For cloud protection, joining Security Access Manager is Smart Cloud for Patch Management, an integration of two existing products: End Point Manager for Patch Management, which has patch management capabilities, and Smart Cloud Provisioning, which allows customers to provision virtual machine workloads to the cloud (set VMs up, making sure they are deployed to the appropriate resources).

 “You can now have out of the box patch management with your provisioning process,” Skapinetz said, “which can help apply patches as they’re being shipped to cloud workloads.

Related to cloud security is an enhancement for IBM Security zSecure, which gives mainframe customers on zOS and zLinux improved security awareness and automated auditing capabilities. That is achieved by integrating zSecure with IBM’s QRadar solution, which gives real-time alerts.

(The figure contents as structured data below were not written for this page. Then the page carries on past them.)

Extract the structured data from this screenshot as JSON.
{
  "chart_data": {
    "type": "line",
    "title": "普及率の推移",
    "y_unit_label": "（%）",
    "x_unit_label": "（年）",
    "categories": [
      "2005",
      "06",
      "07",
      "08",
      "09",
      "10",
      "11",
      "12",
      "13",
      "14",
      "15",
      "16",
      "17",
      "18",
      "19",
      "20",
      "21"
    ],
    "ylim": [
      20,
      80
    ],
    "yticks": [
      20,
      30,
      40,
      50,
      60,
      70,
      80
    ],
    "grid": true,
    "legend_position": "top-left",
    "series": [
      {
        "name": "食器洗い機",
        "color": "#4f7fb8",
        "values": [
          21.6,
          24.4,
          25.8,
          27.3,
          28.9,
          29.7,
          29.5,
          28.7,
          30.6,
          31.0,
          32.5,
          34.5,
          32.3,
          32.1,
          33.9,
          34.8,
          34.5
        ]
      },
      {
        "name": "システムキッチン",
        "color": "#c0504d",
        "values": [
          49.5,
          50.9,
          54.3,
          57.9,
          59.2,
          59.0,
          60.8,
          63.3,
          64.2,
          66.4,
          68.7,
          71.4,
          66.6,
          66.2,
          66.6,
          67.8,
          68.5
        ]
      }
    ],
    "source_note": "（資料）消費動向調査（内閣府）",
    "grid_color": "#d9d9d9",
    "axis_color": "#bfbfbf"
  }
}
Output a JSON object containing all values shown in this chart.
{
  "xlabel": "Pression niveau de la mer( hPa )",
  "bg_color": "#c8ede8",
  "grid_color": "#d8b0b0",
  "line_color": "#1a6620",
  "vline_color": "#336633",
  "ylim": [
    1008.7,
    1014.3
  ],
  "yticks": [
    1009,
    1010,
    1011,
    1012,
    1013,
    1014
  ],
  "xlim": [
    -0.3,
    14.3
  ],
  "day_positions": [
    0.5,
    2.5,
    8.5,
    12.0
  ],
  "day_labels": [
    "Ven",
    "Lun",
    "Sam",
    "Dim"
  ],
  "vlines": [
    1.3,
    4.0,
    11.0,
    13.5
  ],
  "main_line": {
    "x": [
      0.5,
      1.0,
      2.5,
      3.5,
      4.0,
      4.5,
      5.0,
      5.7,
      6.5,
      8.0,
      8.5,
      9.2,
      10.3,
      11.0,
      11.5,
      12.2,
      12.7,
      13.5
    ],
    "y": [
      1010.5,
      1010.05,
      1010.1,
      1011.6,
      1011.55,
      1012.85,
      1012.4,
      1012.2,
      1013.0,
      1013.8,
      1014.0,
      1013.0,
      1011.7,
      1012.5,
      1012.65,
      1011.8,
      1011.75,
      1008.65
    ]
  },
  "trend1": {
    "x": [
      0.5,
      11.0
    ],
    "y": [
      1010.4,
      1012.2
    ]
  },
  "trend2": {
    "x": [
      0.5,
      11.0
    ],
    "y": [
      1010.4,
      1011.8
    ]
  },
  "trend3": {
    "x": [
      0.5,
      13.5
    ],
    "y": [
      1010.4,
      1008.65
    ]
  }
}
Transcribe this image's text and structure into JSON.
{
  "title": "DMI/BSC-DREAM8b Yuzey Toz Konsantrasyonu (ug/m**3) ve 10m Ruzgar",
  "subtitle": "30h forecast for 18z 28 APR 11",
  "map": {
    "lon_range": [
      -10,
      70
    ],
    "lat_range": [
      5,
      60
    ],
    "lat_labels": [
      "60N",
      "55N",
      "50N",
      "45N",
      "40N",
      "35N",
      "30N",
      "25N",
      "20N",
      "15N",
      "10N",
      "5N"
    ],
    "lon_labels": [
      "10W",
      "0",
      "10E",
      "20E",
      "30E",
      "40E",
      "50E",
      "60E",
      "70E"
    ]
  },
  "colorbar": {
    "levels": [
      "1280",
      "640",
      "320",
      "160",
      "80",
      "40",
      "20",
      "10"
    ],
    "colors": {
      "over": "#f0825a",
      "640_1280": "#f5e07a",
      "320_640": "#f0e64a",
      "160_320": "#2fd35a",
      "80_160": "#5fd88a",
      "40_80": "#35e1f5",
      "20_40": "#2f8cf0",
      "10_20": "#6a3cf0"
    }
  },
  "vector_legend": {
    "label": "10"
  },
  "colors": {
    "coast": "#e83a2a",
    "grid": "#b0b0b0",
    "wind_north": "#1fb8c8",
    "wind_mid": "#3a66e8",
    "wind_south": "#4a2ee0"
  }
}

For data security, IBM InfoSphere Guardium v.9 offers a version with real-time monitoring and automated compliance reporting for unstructured Hadoop-based data systems such as InfoSphere BigInsights and Cloudera.

In addition, to help protect data InfoSphere Optim Data Privacy now has the ability to strip sensitive data of personal information. Skapinetz said it will be useful for when IT departments need real data for testing apps without violating corporate security policies, or when an organization needs to share data with partners where confidential data can’t be released.